Per il materialismo dialettico la materia è il fondamento oggettivo e dinamico con cui spiegare ogni fenomeno, la materia  è oggettiva, essa governa e spiega ogni fenomeno. L’oggettività della materia la rende “verità in sé” e consente di superare derive ideologiche di classe e forme di soggettivismo e liberalismo. La materia trattata dalle scienze è, invece, relativa, essa è una deduzione che muta con il tempo in base al progredire degli studi, pertanto non ha il valore di fondamento oggettivo insito nella cornice del materialismo dialettico:

“La concezione della materia propria della filosofia materialista dialettica e la concezione della materia propria delle scienze naturali non sono la stessa cosa. Se noi affermiamo che la concezione della materia propria della filosofia materialista dialettica consiste nella tesi che la materia ha un’esistenza oggettiva, che ciò che chiamiamo materia è tutto il mondo che esiste al di fuori della coscienza umana e che esiste indipendentemente da essa (questo mondo agisce sugli organi sensibili dell’uomo che generano le percezioni sensitive dell’uomo e attraverso queste percezioni sensitive il mondo si riflette nell’uomo), allora questa concezione della materia è permanente e immutabile, è assoluta. Invece la concezione della materia propria delle scienze naturali (per esempio la vecchia teoria atomica, la successiva teoria elettronica, ecc.), deriva dallo studio delle strutture materiali; questa concezione della materia muta con il progredire delle scienze naturali; è relativa. Questa distinzione, frutto della forza conoscitiva del materialismo dialettico, tra la concezione della materia propria della filosofia materialista dialettica e la concezione della materia propria delle scienze naturali è una condizione necessaria per un deciso sviluppo delle concezioni del materialismo dialettico e ha un grande ruolo nella lotta contro l’idealismo e il materialismo meccanicista[3]”.

 

La materia del materialismo dialettico

La materia nel materialismo dialettico è dinamica, il movimento è intrinseco ad essa, non vi sono “elementi esterni” che agiscono su di essa imprimendole il movimento. All’interno della materia vi è la forza che ne consente il dinamismo. La materia e il movimento sono indivisibili, l’uno non può esistere senza l’altro.:

“Il secondo principio fondamentale del materialismo dialettico è la sua teoria del movimento (o teoria dello sviluppo): ossia la tesi che il movimento è una forma dell’esistenza della materia, che è una proprietà intrinseca della materia e che è una manifestazione della diversità della materia[4]”.
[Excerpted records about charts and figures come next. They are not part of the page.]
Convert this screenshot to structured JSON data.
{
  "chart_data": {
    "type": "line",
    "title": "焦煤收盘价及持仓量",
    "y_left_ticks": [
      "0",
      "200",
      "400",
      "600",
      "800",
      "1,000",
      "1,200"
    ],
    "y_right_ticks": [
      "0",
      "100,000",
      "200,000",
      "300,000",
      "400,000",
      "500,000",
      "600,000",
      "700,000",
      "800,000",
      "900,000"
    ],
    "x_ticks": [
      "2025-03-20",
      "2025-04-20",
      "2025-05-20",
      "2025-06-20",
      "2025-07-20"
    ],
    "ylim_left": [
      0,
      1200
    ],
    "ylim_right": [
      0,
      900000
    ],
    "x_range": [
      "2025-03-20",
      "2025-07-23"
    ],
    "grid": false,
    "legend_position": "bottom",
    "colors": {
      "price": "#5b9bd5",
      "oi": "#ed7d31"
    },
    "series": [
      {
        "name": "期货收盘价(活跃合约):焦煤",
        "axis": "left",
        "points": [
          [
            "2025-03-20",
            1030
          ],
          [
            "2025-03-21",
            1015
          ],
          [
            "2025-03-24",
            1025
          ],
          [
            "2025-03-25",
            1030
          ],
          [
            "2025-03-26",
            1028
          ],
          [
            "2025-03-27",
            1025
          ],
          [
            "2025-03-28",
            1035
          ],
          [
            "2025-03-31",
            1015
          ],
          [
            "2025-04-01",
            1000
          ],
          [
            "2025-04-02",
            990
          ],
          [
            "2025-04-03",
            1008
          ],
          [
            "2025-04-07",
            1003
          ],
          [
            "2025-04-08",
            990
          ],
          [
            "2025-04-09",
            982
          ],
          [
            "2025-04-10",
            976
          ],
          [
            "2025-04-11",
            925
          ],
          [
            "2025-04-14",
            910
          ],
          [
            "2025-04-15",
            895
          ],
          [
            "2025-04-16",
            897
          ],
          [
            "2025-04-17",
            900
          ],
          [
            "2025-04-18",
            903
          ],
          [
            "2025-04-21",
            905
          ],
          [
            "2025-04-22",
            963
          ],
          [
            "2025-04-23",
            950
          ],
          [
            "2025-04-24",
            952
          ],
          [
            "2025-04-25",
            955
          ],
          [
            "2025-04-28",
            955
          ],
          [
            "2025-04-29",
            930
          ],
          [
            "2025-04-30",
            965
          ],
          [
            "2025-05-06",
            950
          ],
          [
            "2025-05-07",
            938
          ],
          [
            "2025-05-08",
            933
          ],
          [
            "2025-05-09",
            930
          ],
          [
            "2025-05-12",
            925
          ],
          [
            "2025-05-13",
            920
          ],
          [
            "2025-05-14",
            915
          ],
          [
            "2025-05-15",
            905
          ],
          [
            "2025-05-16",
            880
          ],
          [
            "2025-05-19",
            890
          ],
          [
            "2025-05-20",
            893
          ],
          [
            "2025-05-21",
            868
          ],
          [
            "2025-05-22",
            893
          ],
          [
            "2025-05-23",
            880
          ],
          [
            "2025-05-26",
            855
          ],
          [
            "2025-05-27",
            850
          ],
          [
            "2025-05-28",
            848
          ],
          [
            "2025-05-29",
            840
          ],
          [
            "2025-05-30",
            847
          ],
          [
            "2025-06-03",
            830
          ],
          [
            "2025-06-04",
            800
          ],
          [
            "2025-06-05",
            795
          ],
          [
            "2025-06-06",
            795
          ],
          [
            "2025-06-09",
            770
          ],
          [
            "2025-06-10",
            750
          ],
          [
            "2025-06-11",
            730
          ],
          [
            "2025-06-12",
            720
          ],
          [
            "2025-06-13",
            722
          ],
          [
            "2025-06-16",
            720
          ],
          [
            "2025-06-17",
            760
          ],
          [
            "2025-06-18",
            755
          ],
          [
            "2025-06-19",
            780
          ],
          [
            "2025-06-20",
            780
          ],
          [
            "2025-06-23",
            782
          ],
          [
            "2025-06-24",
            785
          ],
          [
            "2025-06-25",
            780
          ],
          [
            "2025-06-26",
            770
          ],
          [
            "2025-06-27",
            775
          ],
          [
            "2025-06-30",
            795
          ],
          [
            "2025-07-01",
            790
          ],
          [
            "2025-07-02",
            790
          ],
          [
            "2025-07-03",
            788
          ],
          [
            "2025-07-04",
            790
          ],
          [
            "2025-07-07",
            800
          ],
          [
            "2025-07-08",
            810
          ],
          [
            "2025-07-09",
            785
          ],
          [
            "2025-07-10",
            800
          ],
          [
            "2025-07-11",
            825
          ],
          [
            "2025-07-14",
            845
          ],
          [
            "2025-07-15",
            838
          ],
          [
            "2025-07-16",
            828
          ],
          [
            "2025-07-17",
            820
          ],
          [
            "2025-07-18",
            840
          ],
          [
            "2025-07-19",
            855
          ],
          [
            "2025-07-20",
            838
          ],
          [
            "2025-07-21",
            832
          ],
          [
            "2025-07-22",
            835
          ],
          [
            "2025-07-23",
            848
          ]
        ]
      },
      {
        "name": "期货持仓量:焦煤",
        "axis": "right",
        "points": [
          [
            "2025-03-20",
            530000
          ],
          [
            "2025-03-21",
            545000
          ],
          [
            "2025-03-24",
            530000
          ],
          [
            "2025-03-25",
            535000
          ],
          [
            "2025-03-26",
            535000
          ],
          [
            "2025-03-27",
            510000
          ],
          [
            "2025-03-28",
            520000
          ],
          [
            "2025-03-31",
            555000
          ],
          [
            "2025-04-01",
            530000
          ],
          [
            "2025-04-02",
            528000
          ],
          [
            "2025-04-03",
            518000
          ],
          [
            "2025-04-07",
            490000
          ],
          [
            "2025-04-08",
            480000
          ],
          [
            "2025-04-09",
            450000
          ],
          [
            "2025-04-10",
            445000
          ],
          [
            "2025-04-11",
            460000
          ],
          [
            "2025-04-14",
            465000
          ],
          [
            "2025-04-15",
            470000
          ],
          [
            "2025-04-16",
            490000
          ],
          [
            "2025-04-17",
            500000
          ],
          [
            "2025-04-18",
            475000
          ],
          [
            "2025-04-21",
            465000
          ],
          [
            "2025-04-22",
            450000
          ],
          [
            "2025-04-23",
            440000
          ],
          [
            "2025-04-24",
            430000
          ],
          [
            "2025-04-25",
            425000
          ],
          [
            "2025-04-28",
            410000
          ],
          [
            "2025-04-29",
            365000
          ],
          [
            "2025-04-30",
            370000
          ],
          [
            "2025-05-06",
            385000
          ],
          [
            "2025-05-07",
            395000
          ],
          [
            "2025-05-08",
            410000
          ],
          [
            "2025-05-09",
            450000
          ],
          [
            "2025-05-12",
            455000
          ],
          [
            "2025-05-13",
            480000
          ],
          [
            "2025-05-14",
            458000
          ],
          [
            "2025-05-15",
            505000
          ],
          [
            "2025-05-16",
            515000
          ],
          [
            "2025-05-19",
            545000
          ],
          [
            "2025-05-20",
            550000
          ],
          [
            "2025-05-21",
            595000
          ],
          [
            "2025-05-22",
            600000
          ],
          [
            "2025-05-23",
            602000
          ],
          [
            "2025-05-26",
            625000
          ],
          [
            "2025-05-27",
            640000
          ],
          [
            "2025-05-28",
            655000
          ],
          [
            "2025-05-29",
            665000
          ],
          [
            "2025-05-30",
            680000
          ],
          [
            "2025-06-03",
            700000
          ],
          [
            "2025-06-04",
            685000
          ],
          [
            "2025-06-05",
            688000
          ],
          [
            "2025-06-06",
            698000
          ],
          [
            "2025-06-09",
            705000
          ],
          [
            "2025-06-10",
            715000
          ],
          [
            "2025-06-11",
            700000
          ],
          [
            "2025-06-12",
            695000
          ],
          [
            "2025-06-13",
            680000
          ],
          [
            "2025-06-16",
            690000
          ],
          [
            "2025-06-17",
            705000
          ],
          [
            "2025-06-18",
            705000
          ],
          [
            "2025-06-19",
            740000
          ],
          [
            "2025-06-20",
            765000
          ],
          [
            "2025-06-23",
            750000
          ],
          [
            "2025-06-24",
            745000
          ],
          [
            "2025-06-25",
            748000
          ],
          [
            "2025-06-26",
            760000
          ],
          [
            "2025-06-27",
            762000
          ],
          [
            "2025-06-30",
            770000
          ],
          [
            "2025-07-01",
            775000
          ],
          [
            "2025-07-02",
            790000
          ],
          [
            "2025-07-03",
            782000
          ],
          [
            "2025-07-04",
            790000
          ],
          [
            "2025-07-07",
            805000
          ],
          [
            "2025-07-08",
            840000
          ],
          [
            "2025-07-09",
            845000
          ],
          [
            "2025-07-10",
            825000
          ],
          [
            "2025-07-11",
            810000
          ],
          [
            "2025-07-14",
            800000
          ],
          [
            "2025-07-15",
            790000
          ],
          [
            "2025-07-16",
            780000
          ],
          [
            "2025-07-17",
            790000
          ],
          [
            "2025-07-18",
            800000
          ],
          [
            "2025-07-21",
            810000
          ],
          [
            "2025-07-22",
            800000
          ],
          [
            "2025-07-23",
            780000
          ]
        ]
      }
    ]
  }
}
Il principio di trasformazione è insito nella materia e ne determina diversi livelli di qualità e complessità. La materia è sufficiente a spiegare ogni fenomeno naturale, sociale e politico. Il mondo è in movimento perenne, pertanto l’attività politica ha il compito di pensare il movimento in cui  è implicato. Il risultato è una visione unitaria del mondo, in cui i singoli fenomeni sono in una reciprocità relazionale dinamica, l’oggettività materiale esige uno studio ed una indagine sempre attenti al mutare della materia. Il mutamento della materia strappa le classi subalterne ad un destino statico e senza speranza. Il movimento intrinseco alla materia è la speranza reale e razionale dei dominati:

“La trasformazione non è dovuta all’impulso di una forza meccanica esterna, ma è dovuta all’esistenza, nella materia in questione, di due componenti qualitativamente diversi e reciprocamente opposti che lottano l’uno contro l’altro: è questo che determina il movimento e la trasformazione della materia. Grazie alla scoperta del principio della trasformazione dei movimenti l’uno nell’altro, il materialismo dialettico ha potuto ampliare la sua teoria dell’unità materiale del mondo fino a comprendere in essa la storia della natura e la storia della società. Esso ha potuto non solo considerare e studiare il mondo come materia in perpetuo movimento, ma anche considerare e studiare il mondo come materia eternamente in movimento da forme inferiori a forme superiori. Ossia esso considera e studia il mondo sia come sviluppo sia come processo. In breve, “l’unità del mondo materiale è un processo di sviluppo”[5]”.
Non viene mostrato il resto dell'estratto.